Nissan a également réagi face aux nouvelles règles fiscales en annonçant qu’elle augmenterait son volume local produit aux États-Unis afin d’éviter certaines augmentations tarifaires. La marque japonaise prévoit ainsi une augmentation des commandes pour ses SUV Infiniti QX50 et QX55 fabriqués au Mexique tout en maintenant la production américaine pour certains modèles.

Volkswagen impose des frais d’importation

Volkswagen n’a pas tardé non plus à adapter sa politique commerciale face à ces changements tarifaires.
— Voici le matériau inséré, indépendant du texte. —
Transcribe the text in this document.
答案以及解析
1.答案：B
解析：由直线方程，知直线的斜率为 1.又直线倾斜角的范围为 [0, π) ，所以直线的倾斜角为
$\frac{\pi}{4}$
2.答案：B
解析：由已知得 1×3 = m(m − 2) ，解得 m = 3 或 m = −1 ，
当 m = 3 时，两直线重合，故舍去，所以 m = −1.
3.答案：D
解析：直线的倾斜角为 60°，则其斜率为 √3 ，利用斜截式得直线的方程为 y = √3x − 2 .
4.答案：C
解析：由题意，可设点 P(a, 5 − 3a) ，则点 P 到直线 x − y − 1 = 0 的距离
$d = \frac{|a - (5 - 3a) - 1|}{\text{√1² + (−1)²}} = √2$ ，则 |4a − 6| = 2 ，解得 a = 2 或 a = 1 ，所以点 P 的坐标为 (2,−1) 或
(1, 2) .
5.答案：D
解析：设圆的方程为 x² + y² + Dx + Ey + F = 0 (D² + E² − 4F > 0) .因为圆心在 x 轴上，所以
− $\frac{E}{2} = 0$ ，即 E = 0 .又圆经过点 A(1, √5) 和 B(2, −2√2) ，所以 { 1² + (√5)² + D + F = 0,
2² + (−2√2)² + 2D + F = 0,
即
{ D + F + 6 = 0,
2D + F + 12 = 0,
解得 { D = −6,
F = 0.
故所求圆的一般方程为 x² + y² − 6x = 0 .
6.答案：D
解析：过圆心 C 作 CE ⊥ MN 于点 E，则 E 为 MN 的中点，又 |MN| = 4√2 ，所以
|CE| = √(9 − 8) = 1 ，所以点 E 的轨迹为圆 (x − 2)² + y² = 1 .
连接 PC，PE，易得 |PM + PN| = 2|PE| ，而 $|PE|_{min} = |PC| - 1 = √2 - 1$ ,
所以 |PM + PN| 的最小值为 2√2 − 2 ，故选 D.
Un représentant a déclaré que des « frais d’importation » seraient ajoutés aux véhicules concernés sans préciser encore comment cela impacterait leur prix final.

Évolutions chez Mercedes-Benz et Volvo

Mercedes-Benz se tourne vers un avenir américain affirmant vouloir déplacer toute sa production du SUV GLC vers son usine située près de Tuscaloosa, Alabama, avec un lancement prévu avant fin 2027. Jason Hoff, PDG régional, a affirmé : « C’est notre modèle le plus vendu aux États-Unis. »

Pour sa part, Volvo envisage également une augmentation substantielle de sa production locale tout en faisant face à certaines réductions d’effectifs temporaires pendant qu’elle s’ajuste.

Le paysage automobile américain fait donc face à une période charnière marquée par ces changements réglementaires qui bouleversent les stratégies commerciales traditionnelles du secteur auto sur le territoire nord-américain.